I could also see some value in unifying the user space tool suite and UI to some degree. Offer similar features, command names, switches, menus and display and output formats wherever that makes sense so that analysts and mostly use the different systems with as little retraining as the problem domain allows.

Of course the semantics of the two systems are different enough that some differences will not be abstracted away, Linux clone() and the VDSO stuff (using sysenter rather than INT 0x80H) is not something to try to hide behind an abstraction layer in kernel tracing and analsis tools).

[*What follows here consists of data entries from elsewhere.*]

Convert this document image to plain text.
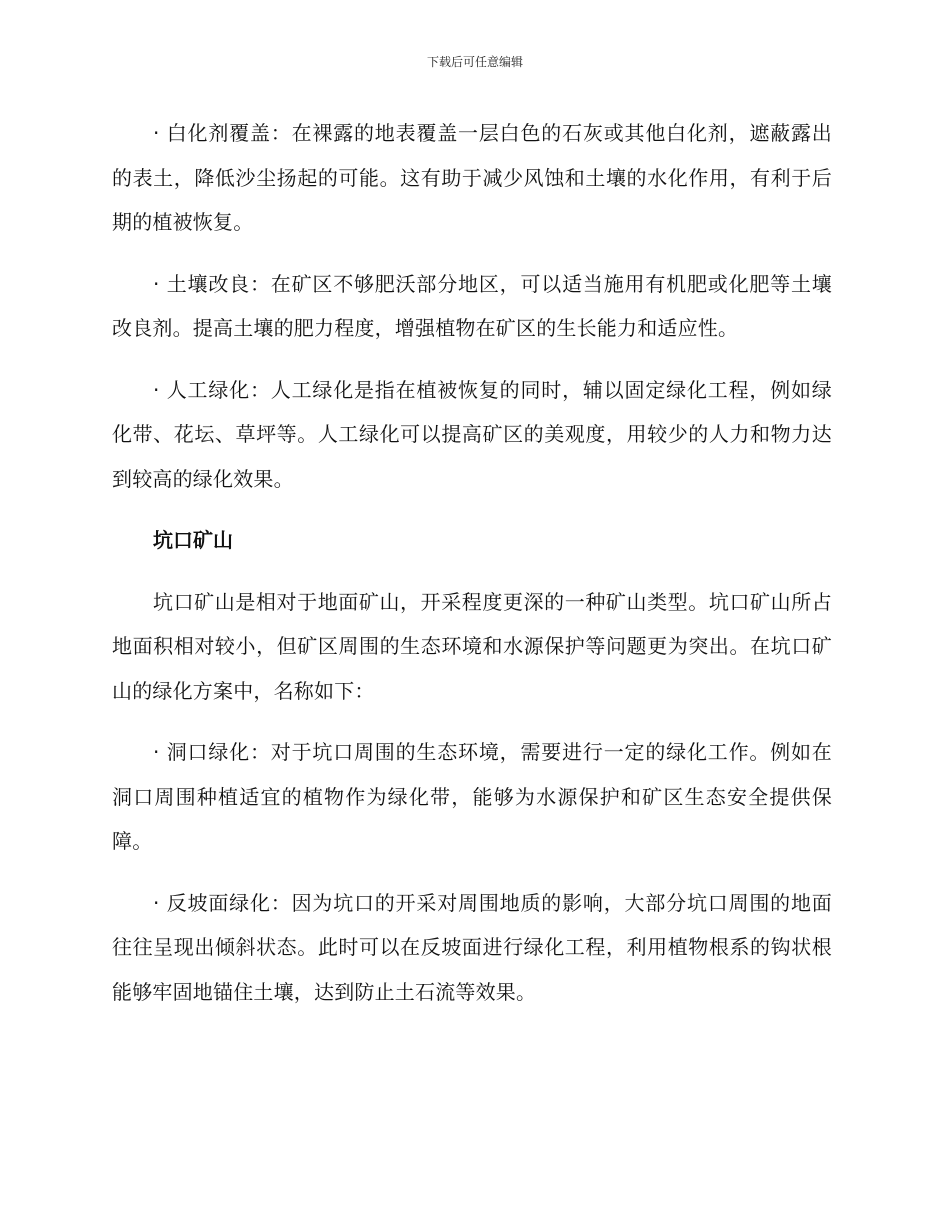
下载后可任意编辑

· 白化剂覆盖：在裸露的地表覆盖一层白色的石灰或其他白化剂，遮蔽露出的表土，降低沙尘扬起的可能。这有助于减少风蚀和土壤的水化作用，有利于后期的植被恢复。

· 土壤改良：在矿区不够肥沃部分地区，可以适当施用有机肥或化肥等土壤改良剂。提高土壤的肥力程度，增强植物在矿区的生长能力和适应性。

· 人工绿化：人工绿化是指在植被恢复的同时，辅以固定绿化工程，例如绿化带、花坛、草坪等。人工绿化可以提高矿区的美观度，用较少的人力和物力达到较高的绿化效果。

坑口矿山

坑口矿山是相对于地面矿山，开采程度更深的一种矿山类型。坑口矿山所占地面积相对较小，但矿区周围的生态环境和水源保护等问题更为突出。在坑口矿山的绿化方案中，名称如下：

· 洞口绿化：对于坑口周围的生态环境，需要进行一定的绿化工作。例如在洞口周围种植适宜的植物作为绿化带，能够为水源保护和矿区生态安全提供保障。

· 反坡面绿化：因为坑口的开采对周围地质的影响，大部分坑口周围的地面往往呈现出倾斜状态。此时可以在反坡面进行绿化工程，利用植物根系的钩状根能够牢固地锚住土壤，达到防止土石流等效果。
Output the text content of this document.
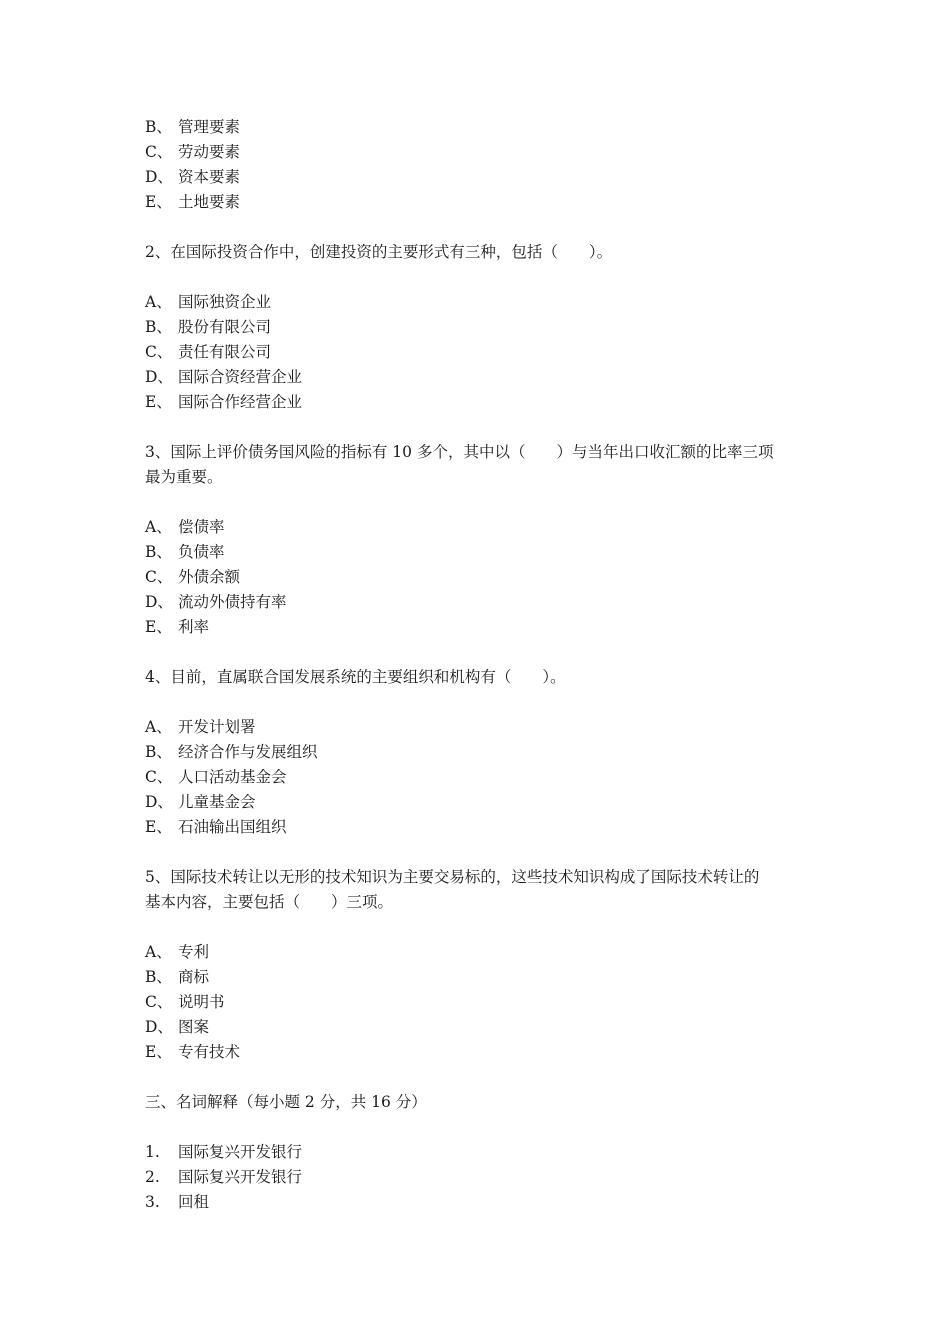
B、 管理要素
C、 劳动要素
D、 资本要素
E、 土地要素
2、在国际投资合作中，创建投资的主要形式有三种，包括（　　）。
A、 国际独资企业
B、 股份有限公司
C、 责任有限公司
D、 国际合资经营企业
E、 国际合作经营企业
3、国际上评价债务国风险的指标有 10 多个，其中以（　　）与当年出口收汇额的比率三项
最为重要。
A、 偿债率
B、 负债率
C、 外债余额
D、 流动外债持有率
E、 利率
4、目前，直属联合国发展系统的主要组织和机构有（　　）。
A、 开发计划署
B、 经济合作与发展组织
C、 人口活动基金会
D、 儿童基金会
E、 石油输出国组织
5、国际技术转让以无形的技术知识为主要交易标的，这些技术知识构成了国际技术转让的
基本内容，主要包括（　　）三项。
A、 专利
B、 商标
C、 说明书
D、 图案
E、 专有技术
三、名词解释（每小题 2 分，共 16 分）
1. 国际复兴开发银行
2. 国际复兴开发银行
3. 回租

When you realize that tools like LTT and DProbes are as useful for systems administration troubleshooting and applications as for kernel developers and then when you realize how many more sysadmins and application programmers are going to use them, then you understand how important these tools really are.

Jim Dennis

Thanks

Posted Dec 6, 2005 15:43 UTC (Tue) by felixfix (subscriber, #242) [Link]

I perhaps used the wrong word, "porting" ... I meant anything similar, however vaguely, whether a mirror clone, a poor clone, inspired by, orthogonal to, whatever. It's not something I would use much if at all. I do like writing threaded C code, maybe this would be handy sometime, maybe not. Maybe it will be fun to play with some day. But it's interesting to know the state of it on Linux.

Opening Solaris opens door to community, derivative distros (NewsForge)

Posted Dec 7, 2005 5:07 UTC (Wed) by sha (guest, #34385) [Link]

Hi All,
For someone who has just used linux for years, how good / easy would it be to learn opensolaris? Do you all think it is worth the while?